I’m not a wild defender of TV, but I absolutely believe that few people have absolutely turned off TV. Still, as an indicator of sentiment, I think stats like that say that at its core,
television needs some help especially with younger viewers. (It still is your father’s ABC, by and large.)
But every upfront seems to begin with the premise that TV is dying, and ends
with them dying not so much. If it’s about to kick, TV is taking its money to the grave.
And depending on what the Times survey respondents define as “broadcast
TV”—this survey is either jolting (no Millennials watching “Breaking Bad" live? Or ESPN?) if respondents think of broadcast TV as anything that comes out of that big box in the
living room, or a colder confirmation (if it’s that they don’t watch CBS, NBC, ABC, Fox etc. and others that are really “broadcasters.”)
The study surveyed more than
4,000 online video users, and also discloses that news sites are more popular than sports sites, and neither is as popular as sites like YouTube that just host a variety of videos.
If the
trend lines seem to be speeding away from using Internet video for serious topics (52% use videos mainly for “funny videos clips,” the largest of several categories) then at least
there does seem to be some strong evidence that when they get around to caring about news, many people still would like to read all about it.

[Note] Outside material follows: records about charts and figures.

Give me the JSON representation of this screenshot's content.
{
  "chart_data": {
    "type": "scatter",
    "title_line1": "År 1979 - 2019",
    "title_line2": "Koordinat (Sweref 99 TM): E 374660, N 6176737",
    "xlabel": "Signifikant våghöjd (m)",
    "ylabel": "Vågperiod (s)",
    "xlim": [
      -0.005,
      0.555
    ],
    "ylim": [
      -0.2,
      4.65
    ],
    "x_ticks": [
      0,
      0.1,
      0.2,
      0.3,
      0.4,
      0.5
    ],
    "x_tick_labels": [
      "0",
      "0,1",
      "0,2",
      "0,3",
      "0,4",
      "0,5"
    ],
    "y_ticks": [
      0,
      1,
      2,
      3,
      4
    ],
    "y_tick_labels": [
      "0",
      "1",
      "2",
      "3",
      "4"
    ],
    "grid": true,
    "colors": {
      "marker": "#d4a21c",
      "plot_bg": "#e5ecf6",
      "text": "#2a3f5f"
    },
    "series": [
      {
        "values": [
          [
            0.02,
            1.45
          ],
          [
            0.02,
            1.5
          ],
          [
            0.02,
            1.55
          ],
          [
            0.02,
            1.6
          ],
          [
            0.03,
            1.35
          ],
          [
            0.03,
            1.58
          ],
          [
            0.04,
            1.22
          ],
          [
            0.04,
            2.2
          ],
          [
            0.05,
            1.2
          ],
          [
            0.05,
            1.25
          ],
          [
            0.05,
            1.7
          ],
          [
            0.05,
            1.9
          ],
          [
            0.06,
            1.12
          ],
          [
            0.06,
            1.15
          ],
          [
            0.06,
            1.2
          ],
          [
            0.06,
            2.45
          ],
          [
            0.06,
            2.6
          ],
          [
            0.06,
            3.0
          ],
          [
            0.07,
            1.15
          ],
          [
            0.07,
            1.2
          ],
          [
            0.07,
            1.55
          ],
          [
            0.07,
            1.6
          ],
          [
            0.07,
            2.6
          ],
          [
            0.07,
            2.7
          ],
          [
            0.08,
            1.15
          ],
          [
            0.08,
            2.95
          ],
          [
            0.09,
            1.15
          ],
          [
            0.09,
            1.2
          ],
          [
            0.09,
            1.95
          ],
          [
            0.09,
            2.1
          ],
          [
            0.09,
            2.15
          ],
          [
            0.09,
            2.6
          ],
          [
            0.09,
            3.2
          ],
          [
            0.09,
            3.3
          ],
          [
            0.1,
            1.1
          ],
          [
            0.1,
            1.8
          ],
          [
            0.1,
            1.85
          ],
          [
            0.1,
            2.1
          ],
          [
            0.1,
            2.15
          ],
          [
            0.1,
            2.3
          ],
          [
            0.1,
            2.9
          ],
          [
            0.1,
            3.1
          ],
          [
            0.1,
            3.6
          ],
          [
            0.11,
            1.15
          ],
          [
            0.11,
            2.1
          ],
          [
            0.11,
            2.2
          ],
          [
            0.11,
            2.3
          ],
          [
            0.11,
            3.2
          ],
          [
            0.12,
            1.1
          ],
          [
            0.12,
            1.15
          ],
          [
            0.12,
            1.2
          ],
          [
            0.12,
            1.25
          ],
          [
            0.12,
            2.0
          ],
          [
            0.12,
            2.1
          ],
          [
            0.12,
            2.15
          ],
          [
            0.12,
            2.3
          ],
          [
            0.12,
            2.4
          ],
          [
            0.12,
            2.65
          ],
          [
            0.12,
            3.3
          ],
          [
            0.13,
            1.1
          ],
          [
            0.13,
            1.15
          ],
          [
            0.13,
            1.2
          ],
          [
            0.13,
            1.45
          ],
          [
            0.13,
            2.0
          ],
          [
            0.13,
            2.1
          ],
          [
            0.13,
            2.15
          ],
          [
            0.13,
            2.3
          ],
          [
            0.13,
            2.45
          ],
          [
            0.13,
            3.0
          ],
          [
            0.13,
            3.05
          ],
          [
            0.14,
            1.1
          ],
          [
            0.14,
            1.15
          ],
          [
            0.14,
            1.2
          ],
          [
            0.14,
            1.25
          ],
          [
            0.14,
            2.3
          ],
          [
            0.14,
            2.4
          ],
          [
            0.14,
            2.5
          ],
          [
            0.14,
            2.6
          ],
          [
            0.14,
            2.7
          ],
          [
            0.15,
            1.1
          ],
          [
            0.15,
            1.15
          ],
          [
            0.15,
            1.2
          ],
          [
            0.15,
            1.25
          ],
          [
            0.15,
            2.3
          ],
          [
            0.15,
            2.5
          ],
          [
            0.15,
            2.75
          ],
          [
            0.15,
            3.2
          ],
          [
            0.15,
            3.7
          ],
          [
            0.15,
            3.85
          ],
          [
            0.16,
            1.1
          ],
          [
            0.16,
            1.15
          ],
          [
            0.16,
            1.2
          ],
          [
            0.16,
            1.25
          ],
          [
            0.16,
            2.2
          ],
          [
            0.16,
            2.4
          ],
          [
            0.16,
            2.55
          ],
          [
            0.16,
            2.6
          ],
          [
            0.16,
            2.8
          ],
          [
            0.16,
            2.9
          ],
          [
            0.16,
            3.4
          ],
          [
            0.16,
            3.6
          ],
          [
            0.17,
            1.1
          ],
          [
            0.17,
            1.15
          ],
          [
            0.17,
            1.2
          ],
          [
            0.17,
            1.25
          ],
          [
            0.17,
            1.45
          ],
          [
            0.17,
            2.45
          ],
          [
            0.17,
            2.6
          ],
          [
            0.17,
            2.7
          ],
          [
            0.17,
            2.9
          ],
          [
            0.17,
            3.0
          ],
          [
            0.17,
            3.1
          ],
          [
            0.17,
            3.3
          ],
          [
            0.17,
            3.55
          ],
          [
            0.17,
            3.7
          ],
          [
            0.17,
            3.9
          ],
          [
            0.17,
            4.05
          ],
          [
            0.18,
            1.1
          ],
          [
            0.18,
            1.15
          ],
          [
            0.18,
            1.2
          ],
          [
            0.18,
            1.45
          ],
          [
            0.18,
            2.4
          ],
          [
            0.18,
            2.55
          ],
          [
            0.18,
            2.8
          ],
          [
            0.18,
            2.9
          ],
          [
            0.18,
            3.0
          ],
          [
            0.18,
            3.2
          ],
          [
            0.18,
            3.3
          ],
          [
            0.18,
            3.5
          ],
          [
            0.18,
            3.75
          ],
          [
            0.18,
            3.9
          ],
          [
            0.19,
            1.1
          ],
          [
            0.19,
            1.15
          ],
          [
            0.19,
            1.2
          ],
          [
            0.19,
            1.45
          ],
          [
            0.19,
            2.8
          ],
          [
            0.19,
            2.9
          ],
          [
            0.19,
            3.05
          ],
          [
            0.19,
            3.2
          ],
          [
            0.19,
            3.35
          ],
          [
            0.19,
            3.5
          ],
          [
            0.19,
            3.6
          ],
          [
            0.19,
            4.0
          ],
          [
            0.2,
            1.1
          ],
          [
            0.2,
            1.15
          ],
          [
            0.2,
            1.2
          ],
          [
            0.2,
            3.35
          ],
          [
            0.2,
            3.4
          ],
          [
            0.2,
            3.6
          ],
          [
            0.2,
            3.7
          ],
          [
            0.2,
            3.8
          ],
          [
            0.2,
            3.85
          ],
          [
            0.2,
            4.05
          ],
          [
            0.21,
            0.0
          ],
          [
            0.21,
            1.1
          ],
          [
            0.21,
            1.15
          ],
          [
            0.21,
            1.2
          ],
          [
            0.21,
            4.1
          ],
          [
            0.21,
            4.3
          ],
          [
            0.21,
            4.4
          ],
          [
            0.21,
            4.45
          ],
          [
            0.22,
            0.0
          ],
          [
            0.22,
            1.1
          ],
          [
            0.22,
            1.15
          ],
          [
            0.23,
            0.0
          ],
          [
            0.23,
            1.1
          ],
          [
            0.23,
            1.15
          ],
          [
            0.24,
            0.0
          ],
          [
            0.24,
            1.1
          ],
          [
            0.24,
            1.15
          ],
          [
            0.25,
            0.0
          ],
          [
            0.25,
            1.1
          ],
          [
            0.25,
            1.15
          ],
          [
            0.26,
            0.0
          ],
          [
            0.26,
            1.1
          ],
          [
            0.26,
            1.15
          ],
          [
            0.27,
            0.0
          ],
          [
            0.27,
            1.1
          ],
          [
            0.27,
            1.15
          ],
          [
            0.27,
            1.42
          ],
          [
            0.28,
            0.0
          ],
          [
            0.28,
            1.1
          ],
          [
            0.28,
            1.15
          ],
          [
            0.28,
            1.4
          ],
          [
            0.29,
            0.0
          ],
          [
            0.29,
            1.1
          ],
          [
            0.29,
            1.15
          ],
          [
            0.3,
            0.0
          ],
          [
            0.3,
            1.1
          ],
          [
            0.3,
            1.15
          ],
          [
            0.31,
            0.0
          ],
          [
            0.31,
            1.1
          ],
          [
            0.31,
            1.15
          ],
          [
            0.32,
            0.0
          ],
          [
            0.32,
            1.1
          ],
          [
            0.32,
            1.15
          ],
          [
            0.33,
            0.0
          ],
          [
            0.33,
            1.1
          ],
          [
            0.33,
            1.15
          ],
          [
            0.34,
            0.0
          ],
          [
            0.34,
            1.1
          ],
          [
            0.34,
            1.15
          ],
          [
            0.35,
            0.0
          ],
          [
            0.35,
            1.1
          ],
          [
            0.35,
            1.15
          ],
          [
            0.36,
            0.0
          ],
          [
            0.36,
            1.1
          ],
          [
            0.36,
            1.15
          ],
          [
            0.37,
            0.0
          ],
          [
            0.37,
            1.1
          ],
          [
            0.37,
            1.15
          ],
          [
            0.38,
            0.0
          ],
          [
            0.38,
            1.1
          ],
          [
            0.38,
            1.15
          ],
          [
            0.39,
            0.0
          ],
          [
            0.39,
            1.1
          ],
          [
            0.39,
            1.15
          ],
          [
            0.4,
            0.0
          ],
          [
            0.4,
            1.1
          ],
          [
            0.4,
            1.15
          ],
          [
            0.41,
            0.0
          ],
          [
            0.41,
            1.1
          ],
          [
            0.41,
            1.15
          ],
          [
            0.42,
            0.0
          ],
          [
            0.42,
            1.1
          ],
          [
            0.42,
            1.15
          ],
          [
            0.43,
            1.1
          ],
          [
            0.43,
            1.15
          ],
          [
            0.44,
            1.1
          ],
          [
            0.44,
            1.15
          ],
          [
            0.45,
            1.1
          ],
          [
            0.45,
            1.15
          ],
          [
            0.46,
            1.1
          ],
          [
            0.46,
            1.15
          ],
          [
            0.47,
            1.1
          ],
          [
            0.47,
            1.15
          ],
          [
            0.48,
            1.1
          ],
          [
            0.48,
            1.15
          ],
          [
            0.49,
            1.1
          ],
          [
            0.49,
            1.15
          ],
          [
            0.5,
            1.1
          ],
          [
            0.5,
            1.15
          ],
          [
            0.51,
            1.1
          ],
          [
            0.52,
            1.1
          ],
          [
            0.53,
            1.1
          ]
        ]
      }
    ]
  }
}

The stats say if you are a consumer
interested in immersing yourself in a news topic, the old fashioned idea of reading is still pretty strong, though not necessarily reading off a piece of paper. News material that is read,
rather than seen in videos, is overwhelmingly considered more accurate (8% video, 43% reading), reading is better for complicated stories, (46%-19%), for clarity (51%-12%) and not surprising to me but
seemingly at odds with our perception, better for access to news “right away” (43%-23%).